Broadly speaking, the letter to the Ephesians can be divided into two parts. Chapters 1-3 deal mainly with the position in Christ, while the second part (the last three chapters) deals more with practice. Above this second part you could write Peter's words: "...sanctify the Christ in your hearts as Lord..." (1 Pet. 3:15).
With the Ephesians letter we have a letter that belongs to the so-called late epistles of Paul. These belated letters were written after the statement in Acts 28:28. The letters to the Ephesians, Philippians, Colossians, and Philemon were written during the two years of Paul's captivity in Rome (see Acts 28:16 and 30). Of the seven late epistles, a total of three were written to churches, the remaining four to individuals (Philemon, Timothy, and Titus). These three congregational letters are each written to saints and believers "in Christ." Furthermore, important features of these letters are that they reveal the hidden plan of God with regard to the Church today, the body of Christ (see especially the letters to the Ephesians and the Colossians) and are based on that revelation (especially the Philippians letter). .
Since we have to place the origin of the letter to the Ephesians in the above two-year period, this means that this letter was written in the period 61-63 AD.
A. 1:1 and 2 Letter style.
a. 1:1 Paul's commission.
b. 1:2 Greetings - Grace and peace.
B. 1:3-2:7 c. 1:3-14 All spiritual blessings.
d. 1:15-19 Paul's Prayer.
e. 1:19-2:7 The working of His mighty power (1:19).
Heavenly places, position (1:20 and 2:6).
C. 2:1-10 The new creation; His walk.
D. 2:11-19 The new man (vs.15); Once estranged (2:12).
E. 2:19-22 The temple washes up, fitting tightly together (2:21).
Apostles, prophets; foundation (2:20).
F. 3:1-13 Prisoner of Christ Jesus (3:1);
3-fold unity (3:6).
G. 3:14-21 The central prayer centered on:
The love of Christ/The fullness of God.
F. 4:1-6 Prisoner of the Lord (4:1);
7fold unity (4:3-6).
E. 4:7-19 The body grows, tightly interlocking (4:16).
Apostles, Prophets, Evangelists, Shepherds
and teachers; equipment (4:11 and 12).
D. 4:20-32 The new man (4:24); Once estranged (4:18).
C. 5:1-6:9 The new creation; His walk.
B. 6:10-20 e. 6:10-13 Working out the strength of His might (6:10).
Heavenly places, stand (6:11 and 12).
c. 6:14-18 The whole armor.
d 6:19 and 20 Prayer for Paul.
A. 6:21-24 Letter style.
a. 6:21 and 22 Tychicus' command.
b. 6:23 and 24 Greetings - Peace and Mercy.
Also for this somewhat more extensive structure of the letter to the Ephesians, what is written next to the corresponding letters (eg A and A; B and B, etc.) is actually related. It immediately becomes clear from this structure that everything revolves around Ephesians 3:14-21 (point G), where the love of Christ and the fullness of God are central. All this is expressed in a prayer (it is the middle of the three times that Paul talks about prayer in this letter). This midpoint includes the turning point from position to practice; it is, as it were, a mirror, in which the riches in Christ (chap. 1-3) are reflected in practice (chap. 4-6). If we have an eye for the whole connection that lies in such a letter, we immediately understand that we can only properly understand (the seven points of) the armor in Ephesians 6, when we read the (seven) blessings in Christ in chapter 1 made our own!

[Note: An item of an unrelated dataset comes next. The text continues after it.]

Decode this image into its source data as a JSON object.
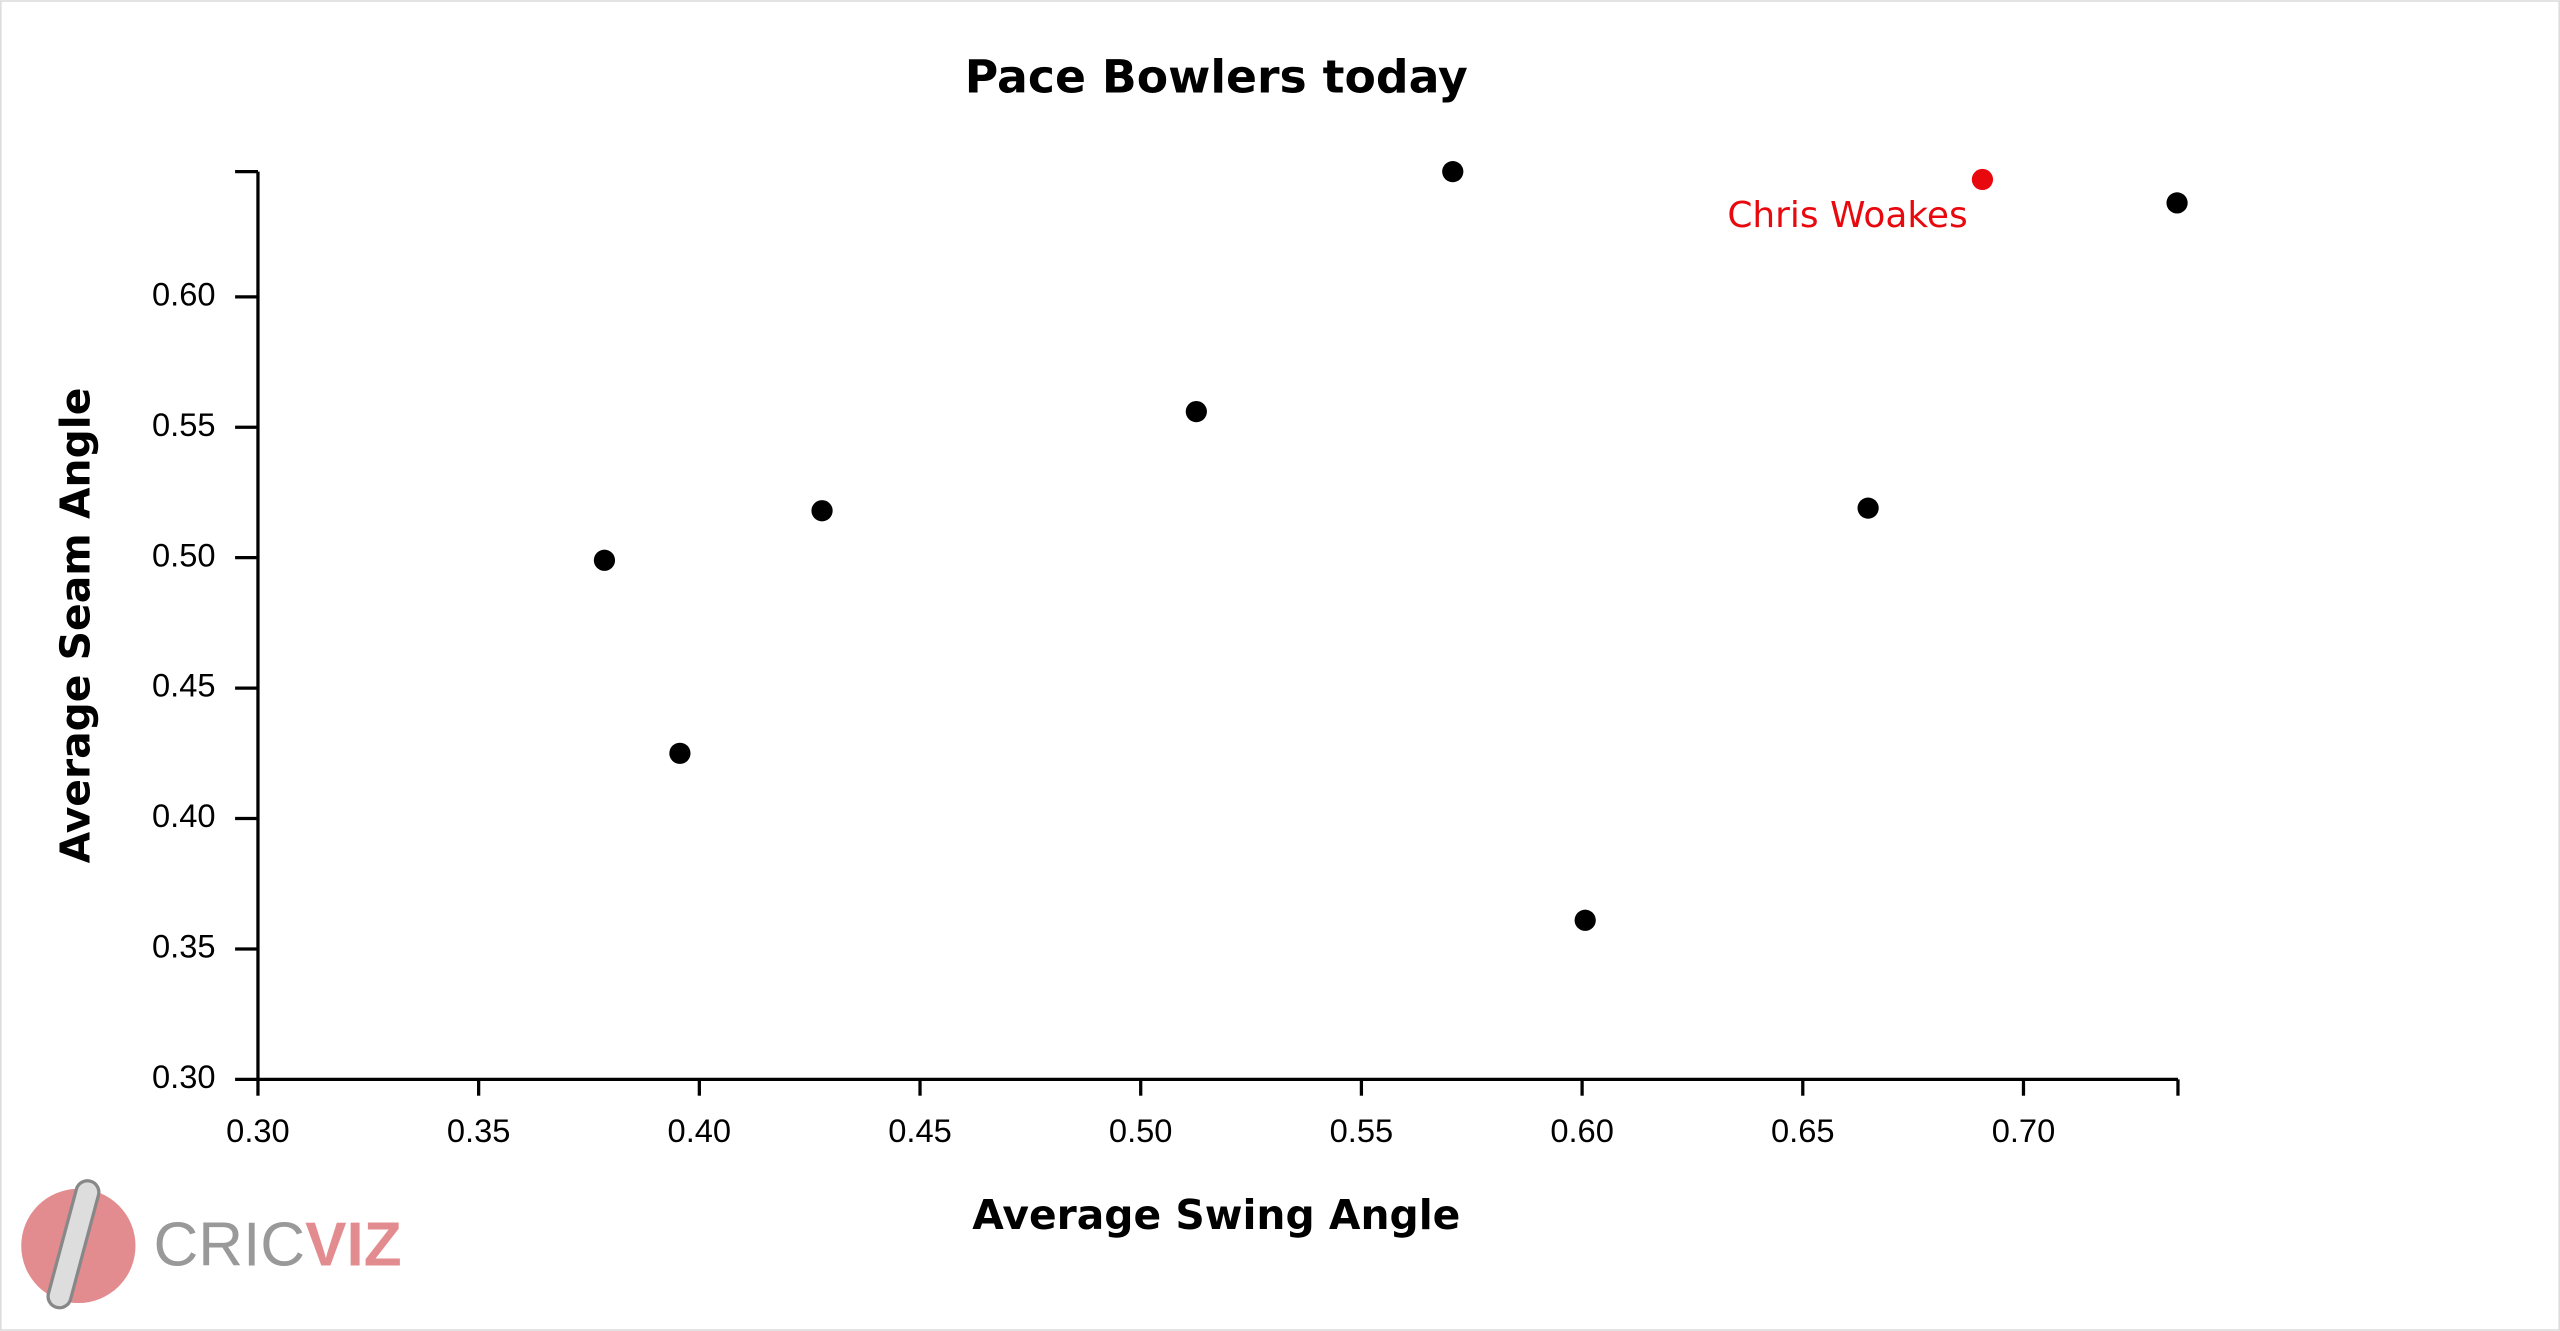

We wrote before that the letter contains the revelation of things that had not yet been revealed by the Lord until that moment. This is also reflected in the words and concepts used that further define the special position of the believer today. For example, Christ is described as the Head of the Church, His body, is it spoken about the new man, it is about reconciliation, we read that the believer is resurrected together with Christ and that the believers have a position in Christ in the heavenly places. All these things are 'unique' for example to the letter to the Ephesians and the other late epistles; you won't find them in the rest of God's Word! All this makes this letter a very important one for the believer today.
"To me, by far the least of all saints, hath this grace fallen, to declare to the Gentiles the unsearchable riches of Christ" (ch. 3:8).